He also does it through clear explanations that reflect the fascination with which the author addresses the great questions that he faces. neuroscience.

You can learn more about this book by clicking here.

3. From Animals to Gods, by Yuval Harari

Many psychological processes are shaped by culture, and culture in turn cannot be understood apart from Story: the line in which human beings have developed life, with its advances and regressions, represent the foundation of the culture, which emerges from all these variables.

From animals to gods It is the perfect union between a compressed narrative of the history of humanity, the cultural drifts that have occurred in it and the ways of thinking that have been shaping. A real gem for its concreteness and for explaining difficult things in a clear and entertaining way.

In this book you will not find a cold analysis of what humanity is and has been, but an interpretation of our journey as a species based on material evidence and inspiring reflections behind it.

Consult more information by clicking on this link.

4. The deceptions of the mind, by S. L. Macknik and S. Martúnez-Conde

The human mind is not only discovered through its capabilities; you can also glimpse its operation from its failures.

The deceptions of the mind It is a book in which the Blind spots of our ways of thinking and understanding reality and these are exposed for all to see, almost almost to our shame. To do this, these authors tell anecdotes located in the kind of situations in which our brain is more prone to being exposed: before the stage of a magician.

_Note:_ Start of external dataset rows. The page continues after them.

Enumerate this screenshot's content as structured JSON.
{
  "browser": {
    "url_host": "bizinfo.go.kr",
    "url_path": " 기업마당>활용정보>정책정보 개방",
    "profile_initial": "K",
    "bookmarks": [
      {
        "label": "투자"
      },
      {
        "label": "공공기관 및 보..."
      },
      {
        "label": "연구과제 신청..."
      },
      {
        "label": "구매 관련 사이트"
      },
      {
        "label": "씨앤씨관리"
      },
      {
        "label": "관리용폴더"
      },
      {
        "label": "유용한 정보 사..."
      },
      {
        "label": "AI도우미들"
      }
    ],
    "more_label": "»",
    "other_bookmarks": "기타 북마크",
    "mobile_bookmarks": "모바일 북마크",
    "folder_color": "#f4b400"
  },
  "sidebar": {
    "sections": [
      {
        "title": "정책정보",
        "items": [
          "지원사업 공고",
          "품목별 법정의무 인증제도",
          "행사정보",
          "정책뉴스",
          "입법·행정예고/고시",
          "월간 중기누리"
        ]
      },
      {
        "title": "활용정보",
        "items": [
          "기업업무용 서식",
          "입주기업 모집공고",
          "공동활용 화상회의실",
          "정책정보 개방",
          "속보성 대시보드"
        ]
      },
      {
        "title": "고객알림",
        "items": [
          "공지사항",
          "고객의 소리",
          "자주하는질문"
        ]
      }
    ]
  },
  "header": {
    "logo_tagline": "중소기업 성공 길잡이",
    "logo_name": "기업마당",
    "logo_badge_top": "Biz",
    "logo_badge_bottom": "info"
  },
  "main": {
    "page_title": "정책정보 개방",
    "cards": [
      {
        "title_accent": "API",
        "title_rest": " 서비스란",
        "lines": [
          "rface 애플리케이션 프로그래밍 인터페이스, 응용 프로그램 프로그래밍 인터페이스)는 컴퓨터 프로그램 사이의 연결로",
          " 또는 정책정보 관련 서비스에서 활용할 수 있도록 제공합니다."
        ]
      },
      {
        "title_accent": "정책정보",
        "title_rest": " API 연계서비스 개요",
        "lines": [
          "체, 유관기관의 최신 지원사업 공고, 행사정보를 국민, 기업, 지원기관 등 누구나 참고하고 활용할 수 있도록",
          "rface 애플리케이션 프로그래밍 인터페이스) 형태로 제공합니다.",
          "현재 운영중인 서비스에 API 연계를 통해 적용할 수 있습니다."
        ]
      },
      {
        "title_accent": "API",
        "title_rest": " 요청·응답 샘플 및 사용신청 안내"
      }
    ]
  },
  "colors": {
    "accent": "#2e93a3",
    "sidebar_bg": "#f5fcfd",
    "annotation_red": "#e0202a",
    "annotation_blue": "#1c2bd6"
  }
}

Here you can read the explanations of the most Martian magic tricks and the psychological processes that explain that they are capable of deceiving to all the people in the audience.

Ask about this book here.

5. The Lucifer Effect: The Why of Evil, by Philip Zimbardo

One of the most renowned psychologists talking about one of the best known experiments in the world: the Stanford prison case.

The result, of course, is one of the quintessential books on psychology about the morality and its relation to the circumstances in which we find ourselves. The importance of context in our personality and in how we behave is greater than we might suppose.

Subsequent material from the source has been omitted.